We took the first 20 rounds of each experiment to develop the \(RA^{\circ }\) metric, in order to have enough occurrences of each context and to be able to measure the preferences of cooperation of the participants (the results remain robust for a higher and lower number of rounds). By taking the mean over these rounds of \({\bar{a}}_{other}\) and \({\bar{a}}_{self}\), we can visualize where subjects ended up in a Cartesian plane, as shown in Supplementary Fig. S1. Equation (1) generates the angle from the origin (hence the \(RA^{\circ }\) notation). This approach is equivalent to what Murphy et al.’s Slider Measure for Social Value Orientation16.

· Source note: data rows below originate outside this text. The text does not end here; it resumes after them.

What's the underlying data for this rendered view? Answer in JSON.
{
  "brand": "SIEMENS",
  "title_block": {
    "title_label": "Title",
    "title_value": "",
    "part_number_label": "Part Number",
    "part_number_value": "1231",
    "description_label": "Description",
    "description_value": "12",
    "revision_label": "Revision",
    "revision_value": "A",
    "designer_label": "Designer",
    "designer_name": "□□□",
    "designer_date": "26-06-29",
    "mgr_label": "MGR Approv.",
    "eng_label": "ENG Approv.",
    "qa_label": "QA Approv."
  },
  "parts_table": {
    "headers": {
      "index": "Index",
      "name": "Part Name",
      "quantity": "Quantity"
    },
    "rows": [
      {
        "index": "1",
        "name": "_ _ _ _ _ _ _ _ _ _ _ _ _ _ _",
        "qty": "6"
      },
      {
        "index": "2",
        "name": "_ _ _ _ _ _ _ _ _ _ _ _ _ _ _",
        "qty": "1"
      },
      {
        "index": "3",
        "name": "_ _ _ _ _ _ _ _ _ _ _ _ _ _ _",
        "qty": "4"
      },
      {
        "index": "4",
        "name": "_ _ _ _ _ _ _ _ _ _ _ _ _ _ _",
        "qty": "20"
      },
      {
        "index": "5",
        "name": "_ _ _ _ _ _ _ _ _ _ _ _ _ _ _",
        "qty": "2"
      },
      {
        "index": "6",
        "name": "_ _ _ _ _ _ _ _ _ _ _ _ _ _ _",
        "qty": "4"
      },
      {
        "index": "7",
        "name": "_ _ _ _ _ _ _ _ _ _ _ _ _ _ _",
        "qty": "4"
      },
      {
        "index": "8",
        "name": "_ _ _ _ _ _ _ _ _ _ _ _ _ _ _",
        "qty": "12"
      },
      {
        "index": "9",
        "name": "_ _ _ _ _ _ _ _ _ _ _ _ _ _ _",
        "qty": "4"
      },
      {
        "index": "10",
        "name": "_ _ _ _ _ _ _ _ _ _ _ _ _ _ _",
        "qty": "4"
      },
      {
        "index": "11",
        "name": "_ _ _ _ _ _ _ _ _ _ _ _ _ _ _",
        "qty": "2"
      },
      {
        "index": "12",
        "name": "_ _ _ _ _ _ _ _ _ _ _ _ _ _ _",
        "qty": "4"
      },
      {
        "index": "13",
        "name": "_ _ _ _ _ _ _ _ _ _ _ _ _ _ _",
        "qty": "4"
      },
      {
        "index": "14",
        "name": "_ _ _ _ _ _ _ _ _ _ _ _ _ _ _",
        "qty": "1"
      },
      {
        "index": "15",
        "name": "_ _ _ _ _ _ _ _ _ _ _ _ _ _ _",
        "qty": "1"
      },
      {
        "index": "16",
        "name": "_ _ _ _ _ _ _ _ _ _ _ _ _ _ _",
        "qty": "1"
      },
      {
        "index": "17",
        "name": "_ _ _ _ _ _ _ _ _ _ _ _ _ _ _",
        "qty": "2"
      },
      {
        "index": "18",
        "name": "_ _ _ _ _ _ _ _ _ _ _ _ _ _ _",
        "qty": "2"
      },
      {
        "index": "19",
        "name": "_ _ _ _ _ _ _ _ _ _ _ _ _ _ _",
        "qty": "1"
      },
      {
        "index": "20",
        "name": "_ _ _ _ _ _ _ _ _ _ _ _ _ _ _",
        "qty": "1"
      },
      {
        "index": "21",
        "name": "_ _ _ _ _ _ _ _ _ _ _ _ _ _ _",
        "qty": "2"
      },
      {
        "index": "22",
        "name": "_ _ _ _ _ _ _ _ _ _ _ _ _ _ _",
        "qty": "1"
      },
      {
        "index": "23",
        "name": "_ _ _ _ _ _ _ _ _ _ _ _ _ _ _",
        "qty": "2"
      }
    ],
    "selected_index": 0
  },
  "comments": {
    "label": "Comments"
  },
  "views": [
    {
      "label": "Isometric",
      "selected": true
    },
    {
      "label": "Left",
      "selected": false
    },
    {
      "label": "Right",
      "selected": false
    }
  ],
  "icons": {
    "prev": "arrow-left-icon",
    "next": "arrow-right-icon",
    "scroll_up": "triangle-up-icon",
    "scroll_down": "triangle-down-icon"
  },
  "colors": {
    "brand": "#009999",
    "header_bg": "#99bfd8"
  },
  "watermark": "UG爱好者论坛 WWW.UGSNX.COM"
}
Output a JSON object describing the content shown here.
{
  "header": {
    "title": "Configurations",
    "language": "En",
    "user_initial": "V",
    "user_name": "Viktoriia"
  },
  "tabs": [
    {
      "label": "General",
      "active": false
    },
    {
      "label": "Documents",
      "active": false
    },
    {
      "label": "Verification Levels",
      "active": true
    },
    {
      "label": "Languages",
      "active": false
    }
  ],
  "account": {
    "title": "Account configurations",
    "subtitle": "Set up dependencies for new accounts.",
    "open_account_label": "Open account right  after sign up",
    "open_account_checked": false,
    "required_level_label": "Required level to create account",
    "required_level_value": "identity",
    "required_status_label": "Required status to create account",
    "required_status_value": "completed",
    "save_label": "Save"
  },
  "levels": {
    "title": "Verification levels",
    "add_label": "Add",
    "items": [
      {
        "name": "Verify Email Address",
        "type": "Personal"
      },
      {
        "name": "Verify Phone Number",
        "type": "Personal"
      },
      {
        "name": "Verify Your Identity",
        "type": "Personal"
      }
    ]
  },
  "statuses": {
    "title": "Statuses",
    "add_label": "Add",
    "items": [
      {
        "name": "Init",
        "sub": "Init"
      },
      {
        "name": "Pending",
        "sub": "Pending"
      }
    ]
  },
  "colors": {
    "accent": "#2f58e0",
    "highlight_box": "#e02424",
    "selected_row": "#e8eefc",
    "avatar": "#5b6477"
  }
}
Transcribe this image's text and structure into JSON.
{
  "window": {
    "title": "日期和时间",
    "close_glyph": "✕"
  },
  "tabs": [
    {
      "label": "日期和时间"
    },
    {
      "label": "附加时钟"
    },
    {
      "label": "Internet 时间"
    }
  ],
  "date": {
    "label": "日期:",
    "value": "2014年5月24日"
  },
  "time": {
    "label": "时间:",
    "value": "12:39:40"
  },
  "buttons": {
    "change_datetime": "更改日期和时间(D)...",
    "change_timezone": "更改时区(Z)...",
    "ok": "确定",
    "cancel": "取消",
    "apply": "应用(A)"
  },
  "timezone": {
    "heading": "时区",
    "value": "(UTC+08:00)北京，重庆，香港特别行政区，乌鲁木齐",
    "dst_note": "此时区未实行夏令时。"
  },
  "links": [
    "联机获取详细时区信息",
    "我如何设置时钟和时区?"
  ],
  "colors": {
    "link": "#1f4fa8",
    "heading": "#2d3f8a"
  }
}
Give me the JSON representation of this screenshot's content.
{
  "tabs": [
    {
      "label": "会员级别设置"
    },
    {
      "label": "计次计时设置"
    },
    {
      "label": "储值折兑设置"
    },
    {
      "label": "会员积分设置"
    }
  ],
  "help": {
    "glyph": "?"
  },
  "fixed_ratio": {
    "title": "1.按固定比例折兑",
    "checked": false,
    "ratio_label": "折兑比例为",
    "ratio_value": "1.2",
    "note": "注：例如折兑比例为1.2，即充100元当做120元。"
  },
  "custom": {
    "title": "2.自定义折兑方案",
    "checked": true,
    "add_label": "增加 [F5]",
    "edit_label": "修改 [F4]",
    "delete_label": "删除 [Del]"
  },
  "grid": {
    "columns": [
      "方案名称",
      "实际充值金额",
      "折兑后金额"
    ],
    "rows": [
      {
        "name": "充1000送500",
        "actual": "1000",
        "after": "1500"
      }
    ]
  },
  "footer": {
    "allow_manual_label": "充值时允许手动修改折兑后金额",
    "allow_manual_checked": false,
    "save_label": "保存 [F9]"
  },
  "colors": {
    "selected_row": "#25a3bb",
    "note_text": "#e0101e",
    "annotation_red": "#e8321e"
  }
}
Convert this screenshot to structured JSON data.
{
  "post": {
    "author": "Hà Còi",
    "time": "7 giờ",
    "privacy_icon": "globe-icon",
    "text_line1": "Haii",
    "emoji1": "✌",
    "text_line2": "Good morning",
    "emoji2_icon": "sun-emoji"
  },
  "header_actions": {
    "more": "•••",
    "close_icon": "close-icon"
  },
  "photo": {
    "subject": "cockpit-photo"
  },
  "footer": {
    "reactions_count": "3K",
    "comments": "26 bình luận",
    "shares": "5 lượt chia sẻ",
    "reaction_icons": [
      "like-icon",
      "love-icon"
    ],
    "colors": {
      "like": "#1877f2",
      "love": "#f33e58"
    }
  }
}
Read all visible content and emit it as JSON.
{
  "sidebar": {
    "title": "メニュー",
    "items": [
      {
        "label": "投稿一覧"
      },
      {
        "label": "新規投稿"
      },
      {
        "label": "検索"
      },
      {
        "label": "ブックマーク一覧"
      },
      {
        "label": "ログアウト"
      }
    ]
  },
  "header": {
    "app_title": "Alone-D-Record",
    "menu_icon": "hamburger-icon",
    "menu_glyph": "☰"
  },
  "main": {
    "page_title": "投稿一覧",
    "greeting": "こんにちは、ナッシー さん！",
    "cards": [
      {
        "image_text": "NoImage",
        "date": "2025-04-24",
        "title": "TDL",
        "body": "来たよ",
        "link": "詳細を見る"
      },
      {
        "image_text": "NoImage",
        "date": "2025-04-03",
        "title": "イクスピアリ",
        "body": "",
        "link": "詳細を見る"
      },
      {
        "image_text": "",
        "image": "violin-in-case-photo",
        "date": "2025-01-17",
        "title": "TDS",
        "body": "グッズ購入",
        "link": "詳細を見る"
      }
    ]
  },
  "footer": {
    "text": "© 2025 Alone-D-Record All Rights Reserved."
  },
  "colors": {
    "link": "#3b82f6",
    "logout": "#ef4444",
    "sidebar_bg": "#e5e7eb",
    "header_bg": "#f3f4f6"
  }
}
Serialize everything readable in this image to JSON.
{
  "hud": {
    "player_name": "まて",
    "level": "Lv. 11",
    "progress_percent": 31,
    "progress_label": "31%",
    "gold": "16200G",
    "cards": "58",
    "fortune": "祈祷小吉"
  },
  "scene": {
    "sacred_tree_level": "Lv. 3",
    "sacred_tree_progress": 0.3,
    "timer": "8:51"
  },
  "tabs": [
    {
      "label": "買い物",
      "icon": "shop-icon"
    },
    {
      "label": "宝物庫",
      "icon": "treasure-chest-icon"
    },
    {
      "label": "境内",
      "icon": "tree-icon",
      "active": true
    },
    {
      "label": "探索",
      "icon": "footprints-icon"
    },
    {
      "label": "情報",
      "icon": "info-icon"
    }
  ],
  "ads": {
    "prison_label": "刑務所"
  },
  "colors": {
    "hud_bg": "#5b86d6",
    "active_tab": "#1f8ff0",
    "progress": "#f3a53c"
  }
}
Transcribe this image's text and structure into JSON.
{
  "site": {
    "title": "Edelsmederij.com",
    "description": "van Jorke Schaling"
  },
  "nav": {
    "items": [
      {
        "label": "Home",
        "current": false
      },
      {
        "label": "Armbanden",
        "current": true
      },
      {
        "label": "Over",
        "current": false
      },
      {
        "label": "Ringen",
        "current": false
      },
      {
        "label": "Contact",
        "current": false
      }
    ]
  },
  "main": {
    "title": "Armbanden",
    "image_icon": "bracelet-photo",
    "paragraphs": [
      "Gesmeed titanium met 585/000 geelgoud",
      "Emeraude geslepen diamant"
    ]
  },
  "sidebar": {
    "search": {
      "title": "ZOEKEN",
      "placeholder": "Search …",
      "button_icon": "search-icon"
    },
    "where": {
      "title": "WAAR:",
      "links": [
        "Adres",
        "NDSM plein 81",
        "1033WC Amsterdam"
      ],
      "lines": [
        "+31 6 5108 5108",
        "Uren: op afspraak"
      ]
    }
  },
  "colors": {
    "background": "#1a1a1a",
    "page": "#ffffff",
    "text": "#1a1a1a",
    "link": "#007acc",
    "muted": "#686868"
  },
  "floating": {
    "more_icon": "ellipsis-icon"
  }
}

$$\begin{aligned} RA^{\circ } = \arctan \left( \frac{{\bar{a}}_{other}}{{\bar{a}}_{self}} \right) \end{aligned}$$

In terms of the IPD payoffs (see Table 1), the higher \(RA^{\circ }\), i.e. near \(90^{\circ }\), the more cooperative this person was when being confronted with defectors, consequently allocating more for others than for themselves. Clearly, cooperating when being exposed to defectors leads to the biggest payoff advantage for the others over self. This thus corresponds to behaviour like “All-C”. A \(RA^{\circ }\) near zero means that this person allocated more for themselves than for others, i.e. playing defect when being confronted with persistent cooperation. This behaviour can be considered “individualistic” and is similar to “All-D”. Those around \(45^{\circ }\) acted conditionally on their opponents’ past behaviour, responding with defect or cooperate depending on the observed context, and their own intentions. The net effect of the conditional response leads to an equal allocation of payoffs to self and others.

Deliberation process measure

The three experiments, PIPD, mNIPD and vnNIPD, all recorded the response times of the participants for each decision made in the experiment. This way, following the work of Gallotti et al.45, we use the DDM to extract insights into the cognitive efforts made by the participants. As shown in an abstract representation of the DDM in Supplementary Fig. S1B, the deliberation process between two options occurs as the accumulation of evidence (with drift-speed v) towards one of the two options (cooperation or defection in our case) until a certain threshold of decision a is reached. The deliberation process starts at a point z (representing the initial motivations), and there is a time \(t_0\) where no deliberation occurs54.

In this study, we analyse the values of the parameters (a, v, z) of the DDM: a indicates how difficult the decision is perceived by the subjects. v measures how fast each subject accumulates evidence to make their decision. These two measures describe a person’s cognitive/deliberation process while z reflects their initial bias towards one action or the other, i.e. the intuitive position before the deliberation process occurs. The models were fitted using the hddm package for Python54. The output of these models is a distribution of each parameter (a, v and z) and we report on the average of these distributions.

To make sure these distributions are stable, these models were tested for convergence, as hddm provides different methods to test the stability of the parameters over the rounds. A lack of convergence would mean that the distribution of the parameters is noisy, and therefore, not useful for analysis. To assess the models’ convergence, we used the Gelman–Rubin \({\hat{R}}\) statistic as recommended by the package’s creators and drew 10,000 posterior samples, discarding the first 200 as also recommended54.

To test the differences between samples in both average \(RA^{\circ }\) and DDM parameters, we use a two-sample Kolmogorov–Smirnoff (KS) test.